Back on topic, I would argue that Cahill’s comments were different, rather than less bad or worse than another “drunken Freddie” story, given the Australian context. Freddie was an idiot, but he came out and said he was, while Cahill acted as if he was an untouchable and arrogantly decided he was going to “punish the media”. In a country known for tall poppy syndrome, that’s bound to piss a few people off and with Soccer’s new noteriety it stands to reason that it’ll sell a few papers now too.
“60 odd people were evicted from the SOO the other night, if that happened at a football match, it would be frontpage headlines about ’soccer fans violence’. There is an inequality in the reporting.”
To be fair, that’s a rep that soccer has brought on itself… much like league with sex scandals, soccer has such a strong history of crowd violence that it’s just one of those things that immediately generates media interest and so it is more likely to be jumped upon if it happens in that sport (also, 60 people being evicted is nothing compared the numerous DEATHS that have occured in European soccer matches over the years – that’s why there’s a microscope on fan behaviour in the game) .
June 26th 2009 @ 10:41am
Millster said | June 26th 2009 @ 10:41am | Report comment
Realfootball – such newspapers exist in every country in the world and serve a particular demographic.
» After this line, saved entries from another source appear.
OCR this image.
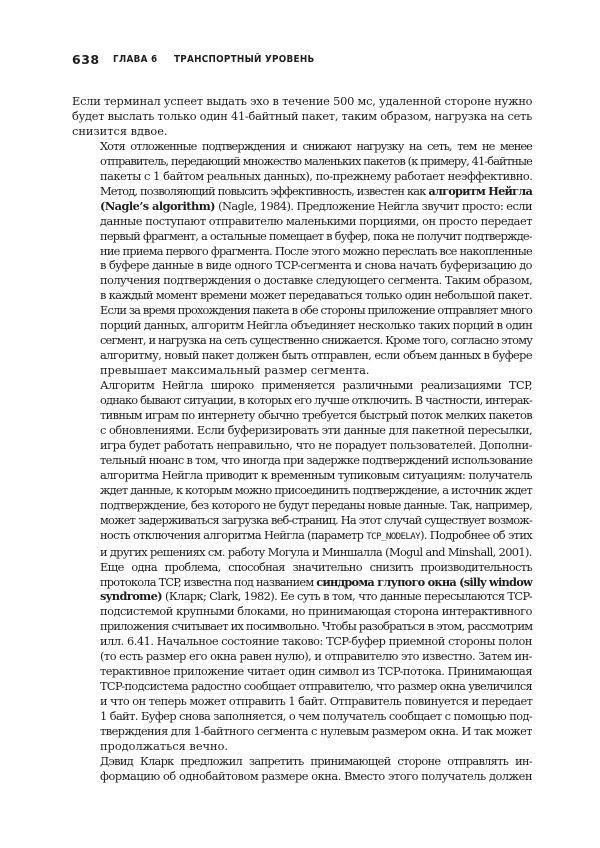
638 ГЛАВА 6 ТРАНСПОРТНЫЙ УРОВЕНЬ

Если терминал успеет выдать эхо в течение 500 мс, удаленной стороне нужно
будет выслать только один 41-байтный пакет, таким образом, нагрузка на сеть
снизится вдвое.

Хотя отложенные подтверждения и снижают нагрузку на сеть, тем не менее
отправитель, передающий множество маленьких пакетов (к примеру, 41-байтные
пакеты с 1 байтом реальных данных), по-прежнему работает неэффективно.
Метод, позволяющий повысить эффективность, известен как алгоритм Нейгла
(Nagle’s algorithm) (Nagle, 1984). Предложение Нейгла звучит просто: если
данные поступают отправителю маленькими порциями, он просто передает
первый фрагмент, а остальные помещает в буфер, пока не получит подтвержде-
ние приема первого фрагмента. После этого можно переслать все накопленные
в буфере данные в виде одного TCP-сегмента и снова начать буферизацию до
получения подтверждения о доставке следующего сегмента. Таким образом,
в каждый момент времени может передаваться только один небольшой пакет.
Если за время прохождения пакета в обе стороны приложение отправляет много
порций данных, алгоритм Нейгла объединяет несколько таких порций в один
сегмент, и нагрузка на сеть существенно снижается. Кроме того, согласно этому
алгоритму, новый пакет должен быть отправлен, если объем данных в буфере
превышает максимальный размер сегмента.

Алгоритм Нейгла широко применяется различными реализациями TCP,
однако бывают ситуации, в которых его лучше отключить. В частности, интерак-
тивным играм по интернету обычно требуется быстрый поток мелких пакетов
с обновлениями. Если буферизировать эти данные для пакетной пересылки,
игра будет работать неправильно, что не порадует пользователей. Дополни-
тельный нюанс в том, что иногда при задержке подтверждений использование
алгоритма Нейгла приводит к временным тупиковым ситуациям: получатель
ждет данные, к которым можно присоединить подтверждение, а источник ждет
подтверждение, без которого не будут переданы новые данные. Так, например,
может задерживаться загрузка веб-страниц. На этот случай существует возмож-
ность отключения алгоритма Нейгла (параметр TCP_NODELAY). Подробнее об этих
и других решениях см. работу Могула и Миншалла (Mogul and Minshall, 2001).

Еще одна проблема, способная значительно снизить производительность
протокола TCP, известна под названием синдрома глупого окна (silly window
syndrome) (Кларк; Clark, 1982). Ее суть в том, что данные пересылаются TCP-
подсистемой крупными блоками, но принимающая сторона интерактивного
приложения считывает их посимвольно. Чтобы разобраться в этом, рассмотрим
илл. 6.41. Начальное состояние таково: TCP-буфер приемной стороны полон
(то есть размер его окна равен нулю), и отправителю это известно. Затем ин-
терактивное приложение читает один символ из TCP-потока. Принимающая
TCP-подсистема радостно сообщает отправителю, что размер окна увеличился
и что он теперь может отправить 1 байт. Отправитель повинуется и передает
1 байт. Буфер снова заполняется, о чем получатель сообщает с помощью под-
тверждения для 1-байтного сегмента с нулевым размером окна. И так может
продолжаться вечно.

Дэвид Кларк предложил запретить принимающей стороне отправлять ин-
формацию об однобайтовом размере окна. Вместо этого получатель должен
No point getting angry with them, they are part of the mix will remain so as long as there is a demand for what they do. We just have to get proactive and intelligent as a code.
June 26th 2009 @ 10:42am
keeper11 said | June 26th 2009 @ 10:42am | Report comment
‘ Its a tabloid rag with the ethics of a hyena and the collective IQ of a garden slug.’
..and the so-called voice of ‘global city’ sydney…..very sad…
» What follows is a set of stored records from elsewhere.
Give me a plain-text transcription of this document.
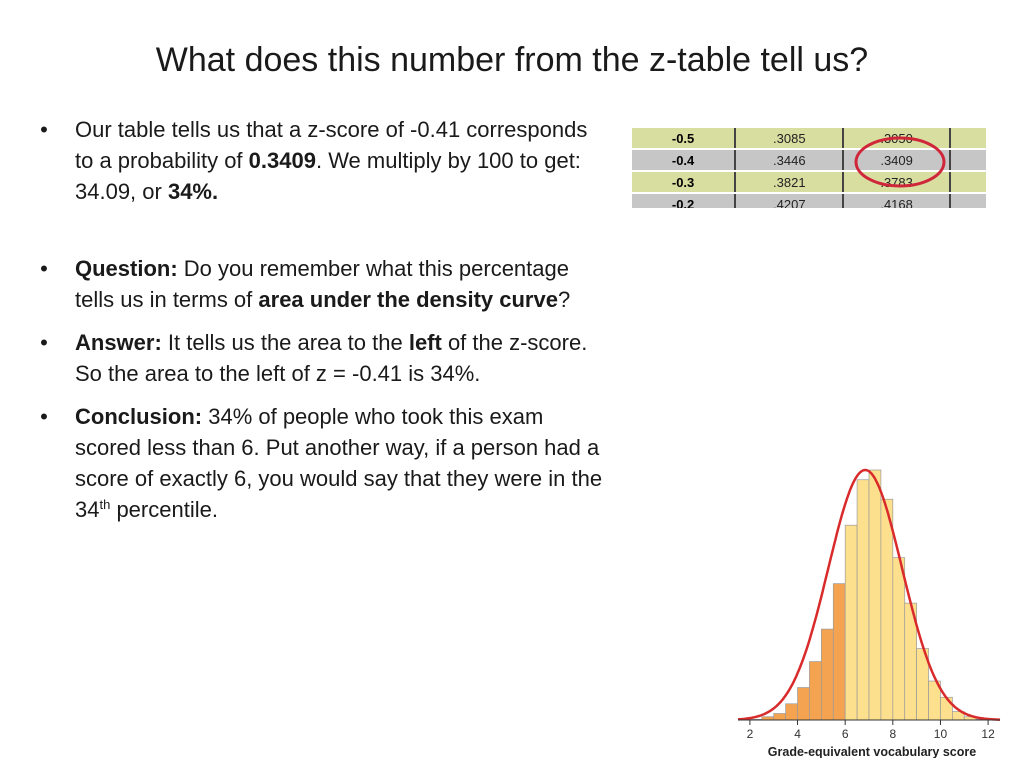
What does this number from the z-table tell us?
• Our table tells us that a z-score of -0.41 corresponds to a probability of 0.3409. We multiply by 100 to get: 34.09, or 34%.
• Question: Do you remember what this percentage tells us in terms of area under the density curve?
• Answer: It tells us the area to the left of the z-score. So the area to the left of z = -0.41 is 34%.
• Conclusion: 34% of people who took this exam scored less than 6. Put another way, if a person had a score of exactly 6, you would say that they were in the 34th percentile.
-0.5	.3085	.3050	
-0.4	.3446	.3409	
-0.3	.3821	.3783	
-0.2	.4207	.4168	
2	4	6	8	10	12
Grade-equivalent vocabulary score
more like redneck footy central if one judges by its local media’s attitudes..
the crux of the matter is ..
the socceroos after a rock solid , hugely succesful if unspectacular qualafying campaign earned a historic second succesive WC apperance.
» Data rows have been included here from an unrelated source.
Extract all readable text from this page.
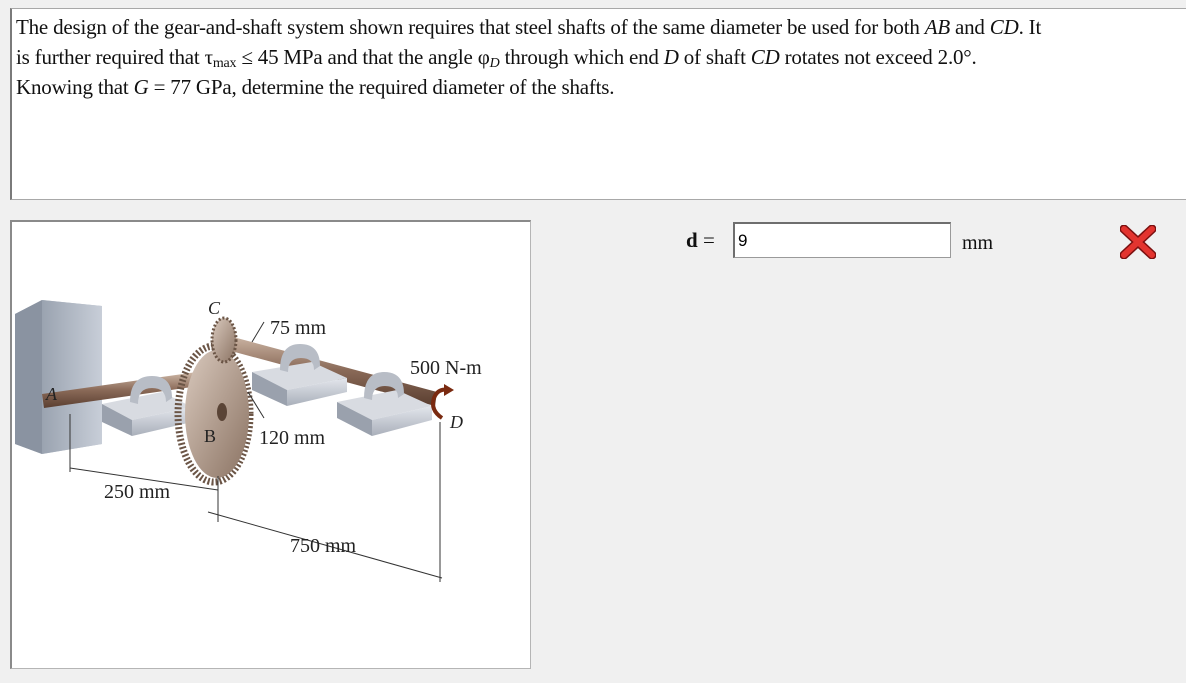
The design of the gear-and-shaft system shown requires that steel shafts of the same diameter be used for both AB and CD. It
is further required that $\tau_{max} \le 45$ MPa and that the angle $\varphi_D$ through which end D of shaft CD rotates not exceed 2.0°.
Knowing that G = 77 GPa, determine the required diameter of the shafts.
75 mm
500 N-m
120 mm
250 mm
750 mm
A
B
C
D
d =
9	mm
-the same week all federal government on both sides fully supported the massive initiative to possibly host the worlds biggest sporting event…
overall ..a pretty big and positive week for the code one would think ??
worthy of an uplifting piece back page of not front page??
( aka 3/4 front page league propganda piece post origin on ‘mighty maroons’
but..oh no..not to the shameless agenda driven news-limited posse from the melbourne storm media arm
aka ‘the strayan’ to putrid sewer inhabited by ‘the rag’ ‘..all self-proclaimed ‘masters of their own universe’..
who ofcourse have decided all this positive news on the sockah is ‘not in their interest’;..
have rolled out one beat up, half-truths, negative spin , rumour, inuendo…ANYTHING to deflect from the positive vibe and tasrnish the team and the code at one of its finest hours…
the stench of fear from this sc*m……
June 26th 2009 @ 10:53am
Dan said | June 26th 2009 @ 10:53am | Report comment
Keeper11,
Firstly, the Telegraph is the only place you will hear their paper referred to as “the voice of sydney” – anyone with half a brain in this city doesn’t really even consider it a news paper, but rather a second rate kitty litter.
Anyway, that aside, I feel that perhaps you’re either very young or simply don’t understand how media (particularly conservative media) works. Good news almost always loses to bad news and scandal. It’s just the way it works unfortunately and it’s what has made the likes of Murdoch the rich man he is today; he’s preddled on the lowest common denominator from day 1 and he’s succeeded. His “3 S” (Sex, Scandal and Sport and in India it’s the 4 Cs – Corruption, Crime, Celebrities and Cricket) media model has permiated the whole globe. Positive stories just don’t sell that well most of the time, so it’s not so much that there’s an agenda against soccer, than simply soccer is now being given attention and thus any scandal in the game is now worthy of print.